Never quite felt this way… I’ve had car accidents before, but I don’t think any were quite as violent as this one. I’ve spent far too much replaying in my head what happened. Every time, the car swerves left, the car swerves right, the car belts the pole and 180 degrees later I’m at a dead stop.
The Trooper had it right… Had someone else been in the oncoming lane, I could have killed them.
I consider myself a safe driver, but this time I failed. I failed so bad it’ll cost at least $6500 now, increased rates, and a possible fine to remind me.

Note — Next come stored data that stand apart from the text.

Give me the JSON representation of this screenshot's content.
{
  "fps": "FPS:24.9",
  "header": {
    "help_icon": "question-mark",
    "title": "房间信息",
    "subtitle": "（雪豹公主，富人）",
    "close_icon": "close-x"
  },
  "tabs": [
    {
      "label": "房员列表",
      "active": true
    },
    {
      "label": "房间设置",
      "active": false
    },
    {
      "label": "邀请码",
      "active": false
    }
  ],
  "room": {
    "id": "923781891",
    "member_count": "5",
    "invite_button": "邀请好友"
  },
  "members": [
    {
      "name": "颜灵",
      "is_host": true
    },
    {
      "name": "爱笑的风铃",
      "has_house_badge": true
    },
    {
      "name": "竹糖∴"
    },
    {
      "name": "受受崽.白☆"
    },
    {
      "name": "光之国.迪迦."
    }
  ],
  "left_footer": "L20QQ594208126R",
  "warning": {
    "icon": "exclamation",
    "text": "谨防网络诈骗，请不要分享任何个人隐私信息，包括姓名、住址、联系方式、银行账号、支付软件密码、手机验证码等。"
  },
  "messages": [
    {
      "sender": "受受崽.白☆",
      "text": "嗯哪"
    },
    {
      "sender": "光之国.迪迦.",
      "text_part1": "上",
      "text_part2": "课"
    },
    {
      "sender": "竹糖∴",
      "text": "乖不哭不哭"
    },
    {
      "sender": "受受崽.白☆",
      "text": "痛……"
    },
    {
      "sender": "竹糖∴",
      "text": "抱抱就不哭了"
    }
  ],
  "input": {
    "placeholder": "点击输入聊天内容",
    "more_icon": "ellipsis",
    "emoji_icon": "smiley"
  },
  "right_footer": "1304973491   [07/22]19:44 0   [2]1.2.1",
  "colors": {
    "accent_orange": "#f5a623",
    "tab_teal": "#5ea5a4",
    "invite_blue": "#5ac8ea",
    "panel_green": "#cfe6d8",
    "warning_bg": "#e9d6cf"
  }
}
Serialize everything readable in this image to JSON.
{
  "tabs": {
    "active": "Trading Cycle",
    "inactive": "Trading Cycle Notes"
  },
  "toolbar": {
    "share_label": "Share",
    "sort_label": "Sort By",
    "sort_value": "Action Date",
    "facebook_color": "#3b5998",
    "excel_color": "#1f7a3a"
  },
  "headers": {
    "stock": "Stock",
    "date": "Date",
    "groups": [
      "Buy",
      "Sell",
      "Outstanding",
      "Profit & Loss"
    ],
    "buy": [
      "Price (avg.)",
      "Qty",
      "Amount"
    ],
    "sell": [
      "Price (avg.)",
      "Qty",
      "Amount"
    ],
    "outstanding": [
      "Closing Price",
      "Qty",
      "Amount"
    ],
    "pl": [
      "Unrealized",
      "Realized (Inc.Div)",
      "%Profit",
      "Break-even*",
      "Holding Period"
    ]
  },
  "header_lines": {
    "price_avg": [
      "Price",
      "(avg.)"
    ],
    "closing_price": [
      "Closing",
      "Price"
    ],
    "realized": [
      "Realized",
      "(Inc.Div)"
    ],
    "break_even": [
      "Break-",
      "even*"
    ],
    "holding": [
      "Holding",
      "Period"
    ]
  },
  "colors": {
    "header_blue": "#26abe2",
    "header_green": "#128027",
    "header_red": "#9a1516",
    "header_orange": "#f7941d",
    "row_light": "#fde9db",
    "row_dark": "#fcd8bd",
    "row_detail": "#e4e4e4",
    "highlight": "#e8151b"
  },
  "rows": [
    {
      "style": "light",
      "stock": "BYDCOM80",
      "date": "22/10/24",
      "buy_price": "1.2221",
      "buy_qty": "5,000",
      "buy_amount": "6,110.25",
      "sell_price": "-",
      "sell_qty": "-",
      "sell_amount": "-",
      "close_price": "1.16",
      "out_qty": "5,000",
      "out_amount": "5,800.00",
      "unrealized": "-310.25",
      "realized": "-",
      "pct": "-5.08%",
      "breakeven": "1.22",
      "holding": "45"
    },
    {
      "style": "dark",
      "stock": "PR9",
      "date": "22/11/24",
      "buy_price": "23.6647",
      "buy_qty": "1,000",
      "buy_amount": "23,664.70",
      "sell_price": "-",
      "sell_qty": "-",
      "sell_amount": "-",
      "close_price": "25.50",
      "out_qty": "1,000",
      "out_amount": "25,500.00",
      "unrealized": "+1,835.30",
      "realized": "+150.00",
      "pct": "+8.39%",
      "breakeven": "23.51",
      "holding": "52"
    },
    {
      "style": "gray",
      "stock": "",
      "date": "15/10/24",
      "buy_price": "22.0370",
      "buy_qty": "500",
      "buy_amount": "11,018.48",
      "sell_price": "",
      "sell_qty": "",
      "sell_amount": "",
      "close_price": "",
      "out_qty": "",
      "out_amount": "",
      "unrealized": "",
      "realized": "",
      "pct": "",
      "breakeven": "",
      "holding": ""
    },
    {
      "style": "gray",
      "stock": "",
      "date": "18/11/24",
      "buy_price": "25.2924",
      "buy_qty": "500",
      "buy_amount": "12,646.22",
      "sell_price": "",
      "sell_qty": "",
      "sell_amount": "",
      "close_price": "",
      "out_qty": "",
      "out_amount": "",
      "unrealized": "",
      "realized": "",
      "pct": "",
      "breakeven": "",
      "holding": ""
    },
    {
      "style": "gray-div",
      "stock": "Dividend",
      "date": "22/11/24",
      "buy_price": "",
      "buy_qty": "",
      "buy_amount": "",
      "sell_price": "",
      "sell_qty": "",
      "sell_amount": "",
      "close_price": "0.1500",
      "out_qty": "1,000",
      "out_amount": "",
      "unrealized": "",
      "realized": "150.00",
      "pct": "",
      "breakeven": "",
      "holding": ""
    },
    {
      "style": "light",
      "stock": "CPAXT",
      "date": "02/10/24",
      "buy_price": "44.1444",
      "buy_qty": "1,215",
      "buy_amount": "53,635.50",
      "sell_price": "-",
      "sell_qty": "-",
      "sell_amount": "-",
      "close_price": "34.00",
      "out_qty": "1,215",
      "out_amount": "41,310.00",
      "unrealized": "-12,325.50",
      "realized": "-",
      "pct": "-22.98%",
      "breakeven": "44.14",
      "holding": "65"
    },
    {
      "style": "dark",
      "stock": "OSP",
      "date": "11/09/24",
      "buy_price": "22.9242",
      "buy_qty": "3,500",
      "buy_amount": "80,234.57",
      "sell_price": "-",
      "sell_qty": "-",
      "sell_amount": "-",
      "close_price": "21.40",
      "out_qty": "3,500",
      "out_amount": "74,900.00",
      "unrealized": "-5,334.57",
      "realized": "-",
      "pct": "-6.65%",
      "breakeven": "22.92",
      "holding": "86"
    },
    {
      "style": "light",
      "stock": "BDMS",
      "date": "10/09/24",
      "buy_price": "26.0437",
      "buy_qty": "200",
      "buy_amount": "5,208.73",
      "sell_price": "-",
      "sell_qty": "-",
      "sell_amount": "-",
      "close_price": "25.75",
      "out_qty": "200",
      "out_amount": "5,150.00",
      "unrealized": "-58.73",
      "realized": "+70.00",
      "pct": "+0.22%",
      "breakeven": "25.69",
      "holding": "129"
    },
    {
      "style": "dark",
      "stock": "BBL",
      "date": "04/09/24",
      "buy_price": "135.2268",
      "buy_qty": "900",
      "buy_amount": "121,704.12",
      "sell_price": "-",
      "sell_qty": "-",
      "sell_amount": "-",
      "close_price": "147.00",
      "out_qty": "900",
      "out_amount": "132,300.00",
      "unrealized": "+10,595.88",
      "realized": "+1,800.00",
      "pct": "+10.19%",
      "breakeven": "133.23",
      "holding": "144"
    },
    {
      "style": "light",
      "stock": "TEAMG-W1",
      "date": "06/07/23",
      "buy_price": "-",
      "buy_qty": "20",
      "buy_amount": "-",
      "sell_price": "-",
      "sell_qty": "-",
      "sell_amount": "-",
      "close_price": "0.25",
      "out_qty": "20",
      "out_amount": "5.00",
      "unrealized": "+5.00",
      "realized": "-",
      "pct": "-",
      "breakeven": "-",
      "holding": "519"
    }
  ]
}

On top of that though, the one thing which in addition to my sore aching back has kept me out of work the past three days… has been the fear.
I’m afraid. I went out to lunch with a friend on Thursday, they drove of course, and I was terrified. I made up a story about an overwhelming urge to go to the bathroom just so I could get out of the car and be back in my house.
I haven’t left the house since, and I don’t know if I will for the balance of the weekend.
I know I’ll have to go to work next week, no more injuries to keep me down. Still, getting into another car is going to scare the shit out of me. 2 weeks from now I’ll likely have the VW back, and even then I’m not quite certain I’ll want to drive it.
I’d like to think I have control over my life. Do things my way, and no other… After this it seems everything else is just shaky as Hell.